Despite trailing Providence 6-0 last Friday, they cheered like they’d won the Stanley Cup when Jak Vaarwerk’s goal spoiled the shutout.

Near the end of the second period, Steve Rogers invited us upstairs to the chancellor’s suite. It was my cue to leave, and I thanked them for the experience. If you’re in the area try a game, just be careful not to let the railroad tracks jump out and grab you.

****

UMass softball coach Danielle Henderson will look to turn around a 16-34 season when the Minutewomen open against Radford and Georgia Southern on Friday in Statesboro, Ga.

Meanwhile Oklahoma will begin its quest for a fourth straight Division I title on Thursday in Mexico where the Sooners will play Utah State and Duke in the Puerto Vallarta Challenge.

****

Notre Dame hockey coach Jeff Jackson to CHN’s Adam Wodon on NIL: “Doing something for money because of your name, image or likeness is fine as long as you’re doing something to earn it. Getting a million dollars to send out weekly tweets for a month doesn’t make sense to me. It’s crazy to think college football players are turning down NFL deals for NIL money.”

****

Novelist James Ellroy (LA Confidential, The Black Dahlia, American Tabloid) caddied at Bel Air Country Club during his starving-writer days.

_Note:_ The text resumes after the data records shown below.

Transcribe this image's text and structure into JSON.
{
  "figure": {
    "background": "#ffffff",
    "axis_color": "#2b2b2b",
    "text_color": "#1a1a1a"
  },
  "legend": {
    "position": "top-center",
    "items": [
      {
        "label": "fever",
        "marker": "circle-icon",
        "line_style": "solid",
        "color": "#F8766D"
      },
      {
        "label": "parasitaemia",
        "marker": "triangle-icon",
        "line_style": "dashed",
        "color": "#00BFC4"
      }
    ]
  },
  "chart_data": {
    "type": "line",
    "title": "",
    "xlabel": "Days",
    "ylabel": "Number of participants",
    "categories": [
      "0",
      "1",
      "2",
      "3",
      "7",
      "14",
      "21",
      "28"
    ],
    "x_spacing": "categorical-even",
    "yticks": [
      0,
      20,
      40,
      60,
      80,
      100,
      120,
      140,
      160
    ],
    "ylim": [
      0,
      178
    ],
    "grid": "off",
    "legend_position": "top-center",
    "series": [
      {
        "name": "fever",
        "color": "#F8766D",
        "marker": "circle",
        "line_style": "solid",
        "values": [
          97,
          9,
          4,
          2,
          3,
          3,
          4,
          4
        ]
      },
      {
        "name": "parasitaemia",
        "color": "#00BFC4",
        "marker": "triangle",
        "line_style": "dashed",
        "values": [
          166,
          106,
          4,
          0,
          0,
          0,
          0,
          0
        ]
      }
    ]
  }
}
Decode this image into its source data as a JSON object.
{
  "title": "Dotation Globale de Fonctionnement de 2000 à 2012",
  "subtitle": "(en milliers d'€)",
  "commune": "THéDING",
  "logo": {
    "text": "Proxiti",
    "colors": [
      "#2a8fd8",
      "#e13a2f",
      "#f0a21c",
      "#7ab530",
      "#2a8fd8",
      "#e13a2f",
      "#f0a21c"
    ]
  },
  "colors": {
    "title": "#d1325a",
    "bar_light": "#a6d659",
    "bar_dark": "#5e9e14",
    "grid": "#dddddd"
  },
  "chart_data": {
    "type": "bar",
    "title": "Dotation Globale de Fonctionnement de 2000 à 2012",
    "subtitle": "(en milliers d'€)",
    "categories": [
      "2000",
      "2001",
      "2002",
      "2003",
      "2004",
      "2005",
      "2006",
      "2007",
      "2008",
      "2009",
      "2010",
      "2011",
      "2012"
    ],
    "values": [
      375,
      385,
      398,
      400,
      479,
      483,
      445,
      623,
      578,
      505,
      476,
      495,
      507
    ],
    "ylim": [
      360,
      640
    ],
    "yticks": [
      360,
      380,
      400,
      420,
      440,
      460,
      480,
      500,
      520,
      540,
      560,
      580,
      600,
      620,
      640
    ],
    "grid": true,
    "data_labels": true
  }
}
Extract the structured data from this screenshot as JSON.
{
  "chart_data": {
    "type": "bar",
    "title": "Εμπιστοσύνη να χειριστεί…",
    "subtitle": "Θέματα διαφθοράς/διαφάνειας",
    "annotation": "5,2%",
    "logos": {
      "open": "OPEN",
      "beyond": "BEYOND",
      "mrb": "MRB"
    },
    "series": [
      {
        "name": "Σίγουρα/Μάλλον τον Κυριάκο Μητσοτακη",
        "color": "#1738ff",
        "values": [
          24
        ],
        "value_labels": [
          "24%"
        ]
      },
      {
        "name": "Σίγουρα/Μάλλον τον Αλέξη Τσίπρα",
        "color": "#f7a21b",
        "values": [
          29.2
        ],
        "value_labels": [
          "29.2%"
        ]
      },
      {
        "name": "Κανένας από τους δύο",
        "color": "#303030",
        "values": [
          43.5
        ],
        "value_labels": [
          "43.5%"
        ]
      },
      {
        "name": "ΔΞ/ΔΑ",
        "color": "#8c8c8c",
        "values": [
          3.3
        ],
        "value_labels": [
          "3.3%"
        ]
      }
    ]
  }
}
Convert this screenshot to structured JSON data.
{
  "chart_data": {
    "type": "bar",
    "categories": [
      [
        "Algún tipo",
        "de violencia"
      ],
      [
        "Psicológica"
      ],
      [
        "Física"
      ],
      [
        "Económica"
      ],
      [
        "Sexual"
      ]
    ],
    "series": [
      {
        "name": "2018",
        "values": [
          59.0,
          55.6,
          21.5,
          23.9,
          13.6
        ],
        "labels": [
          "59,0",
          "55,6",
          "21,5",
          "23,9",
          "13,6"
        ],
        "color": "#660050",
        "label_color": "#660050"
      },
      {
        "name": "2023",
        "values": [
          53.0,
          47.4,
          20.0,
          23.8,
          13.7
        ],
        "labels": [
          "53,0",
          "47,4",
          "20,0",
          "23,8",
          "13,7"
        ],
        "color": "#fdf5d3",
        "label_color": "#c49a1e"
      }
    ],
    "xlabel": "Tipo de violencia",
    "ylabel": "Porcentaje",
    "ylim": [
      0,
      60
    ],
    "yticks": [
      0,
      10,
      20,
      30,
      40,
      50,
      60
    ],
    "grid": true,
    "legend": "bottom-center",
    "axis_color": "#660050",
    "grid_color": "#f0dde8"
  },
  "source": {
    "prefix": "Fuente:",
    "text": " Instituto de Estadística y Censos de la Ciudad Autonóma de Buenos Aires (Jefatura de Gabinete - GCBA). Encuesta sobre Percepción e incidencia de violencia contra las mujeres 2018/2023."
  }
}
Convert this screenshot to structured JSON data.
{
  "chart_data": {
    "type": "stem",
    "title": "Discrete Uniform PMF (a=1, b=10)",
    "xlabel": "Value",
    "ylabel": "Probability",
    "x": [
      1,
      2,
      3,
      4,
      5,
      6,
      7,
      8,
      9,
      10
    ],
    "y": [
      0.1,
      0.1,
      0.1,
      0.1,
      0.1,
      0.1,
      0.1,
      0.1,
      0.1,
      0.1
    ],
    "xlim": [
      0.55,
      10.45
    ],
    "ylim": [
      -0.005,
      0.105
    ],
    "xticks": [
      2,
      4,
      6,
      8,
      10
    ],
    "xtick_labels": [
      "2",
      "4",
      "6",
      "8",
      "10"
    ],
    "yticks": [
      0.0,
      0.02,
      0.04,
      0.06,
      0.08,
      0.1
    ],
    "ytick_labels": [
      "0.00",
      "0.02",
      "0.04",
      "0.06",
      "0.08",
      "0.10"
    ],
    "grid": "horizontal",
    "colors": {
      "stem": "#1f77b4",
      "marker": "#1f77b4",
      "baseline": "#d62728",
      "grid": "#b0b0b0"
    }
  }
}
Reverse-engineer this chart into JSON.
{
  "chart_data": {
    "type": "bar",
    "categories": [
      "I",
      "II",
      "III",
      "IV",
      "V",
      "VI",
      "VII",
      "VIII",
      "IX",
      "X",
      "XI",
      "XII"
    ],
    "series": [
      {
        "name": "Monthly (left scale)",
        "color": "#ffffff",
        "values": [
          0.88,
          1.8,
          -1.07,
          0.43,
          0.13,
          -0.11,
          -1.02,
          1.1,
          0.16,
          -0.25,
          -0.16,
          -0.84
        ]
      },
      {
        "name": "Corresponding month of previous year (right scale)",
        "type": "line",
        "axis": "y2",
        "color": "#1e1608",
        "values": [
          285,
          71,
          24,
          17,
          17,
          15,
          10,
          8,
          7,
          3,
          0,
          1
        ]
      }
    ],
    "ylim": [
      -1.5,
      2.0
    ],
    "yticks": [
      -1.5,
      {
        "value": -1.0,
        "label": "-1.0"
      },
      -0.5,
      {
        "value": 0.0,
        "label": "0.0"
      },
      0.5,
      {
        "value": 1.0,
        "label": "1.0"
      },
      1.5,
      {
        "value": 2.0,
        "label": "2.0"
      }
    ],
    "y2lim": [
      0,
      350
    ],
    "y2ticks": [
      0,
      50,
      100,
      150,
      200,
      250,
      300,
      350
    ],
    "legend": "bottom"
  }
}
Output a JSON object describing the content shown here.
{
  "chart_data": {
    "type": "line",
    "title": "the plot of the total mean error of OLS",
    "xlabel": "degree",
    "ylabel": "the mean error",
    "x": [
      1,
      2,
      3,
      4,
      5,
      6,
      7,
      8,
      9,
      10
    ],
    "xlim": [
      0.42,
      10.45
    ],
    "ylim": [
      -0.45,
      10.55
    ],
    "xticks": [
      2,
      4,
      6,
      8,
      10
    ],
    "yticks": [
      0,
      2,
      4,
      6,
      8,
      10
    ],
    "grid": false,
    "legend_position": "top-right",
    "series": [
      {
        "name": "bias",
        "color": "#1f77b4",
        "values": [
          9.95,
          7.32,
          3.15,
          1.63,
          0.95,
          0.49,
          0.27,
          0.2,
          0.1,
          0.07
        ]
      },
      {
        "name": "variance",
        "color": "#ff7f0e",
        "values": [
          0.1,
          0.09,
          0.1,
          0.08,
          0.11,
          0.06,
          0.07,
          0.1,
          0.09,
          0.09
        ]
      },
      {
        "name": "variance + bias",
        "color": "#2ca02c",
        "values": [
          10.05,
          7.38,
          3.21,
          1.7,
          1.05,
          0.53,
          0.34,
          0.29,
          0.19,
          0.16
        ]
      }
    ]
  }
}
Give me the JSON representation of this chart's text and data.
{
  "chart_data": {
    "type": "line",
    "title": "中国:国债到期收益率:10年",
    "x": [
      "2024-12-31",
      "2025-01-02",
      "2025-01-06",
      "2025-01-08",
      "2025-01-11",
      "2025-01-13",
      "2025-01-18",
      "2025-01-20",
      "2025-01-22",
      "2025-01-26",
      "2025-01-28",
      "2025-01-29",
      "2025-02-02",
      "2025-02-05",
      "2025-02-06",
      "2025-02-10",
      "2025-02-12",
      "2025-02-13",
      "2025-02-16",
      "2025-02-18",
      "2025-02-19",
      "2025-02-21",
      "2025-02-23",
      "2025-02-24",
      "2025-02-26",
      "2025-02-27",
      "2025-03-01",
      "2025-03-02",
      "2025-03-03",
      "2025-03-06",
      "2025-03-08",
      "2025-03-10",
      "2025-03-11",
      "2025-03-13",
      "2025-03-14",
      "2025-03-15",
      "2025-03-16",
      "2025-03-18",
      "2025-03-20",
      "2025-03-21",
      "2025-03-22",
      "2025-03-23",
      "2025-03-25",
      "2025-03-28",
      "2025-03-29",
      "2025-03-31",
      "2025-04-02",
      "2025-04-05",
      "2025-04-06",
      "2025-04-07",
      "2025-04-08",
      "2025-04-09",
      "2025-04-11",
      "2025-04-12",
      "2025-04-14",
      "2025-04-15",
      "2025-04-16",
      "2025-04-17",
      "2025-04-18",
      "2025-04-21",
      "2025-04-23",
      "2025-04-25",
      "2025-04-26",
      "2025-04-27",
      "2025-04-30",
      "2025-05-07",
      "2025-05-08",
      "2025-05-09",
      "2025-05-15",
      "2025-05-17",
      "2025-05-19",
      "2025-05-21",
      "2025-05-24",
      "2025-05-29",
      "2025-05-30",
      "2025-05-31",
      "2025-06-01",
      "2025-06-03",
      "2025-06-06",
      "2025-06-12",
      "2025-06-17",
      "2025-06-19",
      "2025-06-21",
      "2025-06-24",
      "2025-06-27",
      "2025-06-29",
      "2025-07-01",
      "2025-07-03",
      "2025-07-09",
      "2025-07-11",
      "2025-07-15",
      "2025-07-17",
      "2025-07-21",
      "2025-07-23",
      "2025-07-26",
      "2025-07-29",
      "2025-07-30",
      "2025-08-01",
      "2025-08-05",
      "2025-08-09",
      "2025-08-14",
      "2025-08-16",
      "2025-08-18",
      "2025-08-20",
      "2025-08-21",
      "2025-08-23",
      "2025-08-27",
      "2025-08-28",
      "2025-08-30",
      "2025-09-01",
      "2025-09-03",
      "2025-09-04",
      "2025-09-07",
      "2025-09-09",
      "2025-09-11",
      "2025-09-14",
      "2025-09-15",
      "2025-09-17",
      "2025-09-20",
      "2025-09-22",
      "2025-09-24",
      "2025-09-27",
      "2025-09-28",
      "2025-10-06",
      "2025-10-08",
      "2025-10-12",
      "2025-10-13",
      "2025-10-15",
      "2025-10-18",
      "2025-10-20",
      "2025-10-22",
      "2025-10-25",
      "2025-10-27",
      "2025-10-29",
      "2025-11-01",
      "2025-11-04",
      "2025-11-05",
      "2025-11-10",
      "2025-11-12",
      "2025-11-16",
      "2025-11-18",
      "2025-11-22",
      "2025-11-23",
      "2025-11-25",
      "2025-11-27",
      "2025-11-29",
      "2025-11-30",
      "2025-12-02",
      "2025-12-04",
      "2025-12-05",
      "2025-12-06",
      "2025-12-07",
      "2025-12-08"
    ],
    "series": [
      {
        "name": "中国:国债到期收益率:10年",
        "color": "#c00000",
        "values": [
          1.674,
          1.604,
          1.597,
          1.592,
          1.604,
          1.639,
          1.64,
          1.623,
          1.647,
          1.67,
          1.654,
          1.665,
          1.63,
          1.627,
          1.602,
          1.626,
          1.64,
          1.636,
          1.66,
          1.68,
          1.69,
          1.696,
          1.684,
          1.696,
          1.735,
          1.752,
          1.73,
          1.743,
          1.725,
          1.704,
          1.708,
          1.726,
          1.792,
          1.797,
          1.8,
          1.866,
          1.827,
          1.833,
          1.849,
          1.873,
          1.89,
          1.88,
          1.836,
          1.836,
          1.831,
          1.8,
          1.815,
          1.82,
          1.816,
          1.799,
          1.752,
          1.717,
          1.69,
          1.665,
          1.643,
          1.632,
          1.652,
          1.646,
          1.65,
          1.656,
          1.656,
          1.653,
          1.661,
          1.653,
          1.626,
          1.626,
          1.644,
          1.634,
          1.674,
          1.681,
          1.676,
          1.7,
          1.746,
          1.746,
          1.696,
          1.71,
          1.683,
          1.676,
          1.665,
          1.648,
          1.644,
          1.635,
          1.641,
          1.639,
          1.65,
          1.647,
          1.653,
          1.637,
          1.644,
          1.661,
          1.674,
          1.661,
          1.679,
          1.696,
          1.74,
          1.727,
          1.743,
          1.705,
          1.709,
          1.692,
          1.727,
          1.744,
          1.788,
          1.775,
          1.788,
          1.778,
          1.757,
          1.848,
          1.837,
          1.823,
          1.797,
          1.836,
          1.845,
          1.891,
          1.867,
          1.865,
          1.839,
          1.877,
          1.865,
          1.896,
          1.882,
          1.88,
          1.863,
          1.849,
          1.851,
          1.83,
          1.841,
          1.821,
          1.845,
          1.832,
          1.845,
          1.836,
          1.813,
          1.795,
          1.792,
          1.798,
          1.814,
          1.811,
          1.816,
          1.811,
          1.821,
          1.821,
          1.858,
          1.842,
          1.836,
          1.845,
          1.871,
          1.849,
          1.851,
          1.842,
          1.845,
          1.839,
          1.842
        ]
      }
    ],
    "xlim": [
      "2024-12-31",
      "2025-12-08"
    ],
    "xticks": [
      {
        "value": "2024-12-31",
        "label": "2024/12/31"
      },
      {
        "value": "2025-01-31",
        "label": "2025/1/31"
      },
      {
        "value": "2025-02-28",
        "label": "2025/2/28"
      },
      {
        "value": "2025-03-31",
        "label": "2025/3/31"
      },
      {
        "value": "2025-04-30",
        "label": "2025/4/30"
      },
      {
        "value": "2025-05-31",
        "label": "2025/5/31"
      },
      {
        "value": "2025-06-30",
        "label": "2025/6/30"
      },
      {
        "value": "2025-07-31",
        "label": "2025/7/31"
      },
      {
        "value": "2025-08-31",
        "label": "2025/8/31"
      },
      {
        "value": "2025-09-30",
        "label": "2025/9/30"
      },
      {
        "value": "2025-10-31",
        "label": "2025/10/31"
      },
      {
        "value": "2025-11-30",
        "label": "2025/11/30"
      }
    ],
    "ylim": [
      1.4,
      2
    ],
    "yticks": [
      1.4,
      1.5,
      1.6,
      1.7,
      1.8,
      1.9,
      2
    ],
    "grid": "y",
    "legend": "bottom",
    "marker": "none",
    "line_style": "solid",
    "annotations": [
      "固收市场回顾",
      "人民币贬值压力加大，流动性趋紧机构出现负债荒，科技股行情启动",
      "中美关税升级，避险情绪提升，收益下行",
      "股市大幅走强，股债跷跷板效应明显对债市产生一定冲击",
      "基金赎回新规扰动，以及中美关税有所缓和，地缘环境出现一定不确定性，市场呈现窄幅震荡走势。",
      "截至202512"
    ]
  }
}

“Who was a lousy tipper?” asked podcaster Andrew Goldman. “Fred MacMurray,” said Ellroy. “When everybody else, even among the relative stiffs, gave you two bucks above the eight-bucks-a-bag minimum, MacMurray would give you a buck. And he had the heaviest golf bag on God’s green earth. It was full of scuffed golf balls he’d gotten as freebies at invitational tournaments.”

****

SQUIBBERS: Insiders say that trying to get good players into a quality school and the negative impact of NIL are why Jeff Hafley left Boston College for the pros. Candidates to succeed him include Anthony Campanile, Bill O'Brien and Al Washington. …  Apparently Tom Werner was referring to getting out of Springfield when he said the Red Sox were “going full throttle.” ... East Longmeadow's Frank Vatrano scored his 22nd goal on Wednesday to lift the Sharks over Anaheim in OT. It was the 145th goal of his NHL career. … Yankees fan Les Lapointe corrected me on last week’s trivia question. Five, not four catchers won at least two World Series with the Yankees — Elston Howard together with Bill Dickey, Yogi Berra, Thurman Munson and Jorge Posada. … The UMass hockey team practiced on DA’s outdoor rink on Tuesday. The UMass practice rink is having issues, and the Minutemen needed to prep for No. 6 Maine tonight. … Former UMass goalie Luke Pavicich is 0-7-0 in Hockey East with a dreadful .875 save percentage for UMass-Lowell; former Minutemen winger Cal Kiefiuk has one goal in 16 games for Providence. … Scouts at today’s Senior Bowl in Mobile (1 p.m.) will be looking at Christian McCaffrey’s younger brother Luke who caught 131 passes and scored 13 TDs at Rice this season. ….  Aidan Hutchinson posted a message to the fans after the Lions lost to the 49ers. The note said in part: “A city born in steel, diesel and blood will not let a moment like this hold them back.” … Former Dodgers first baseman Steve Garvey is running for the U.S. Senate in California. Players considered Garvey aloof and perhaps for good reason. He once sent a birthday card to his daughter that was signed, “Love, Steve Garvey.”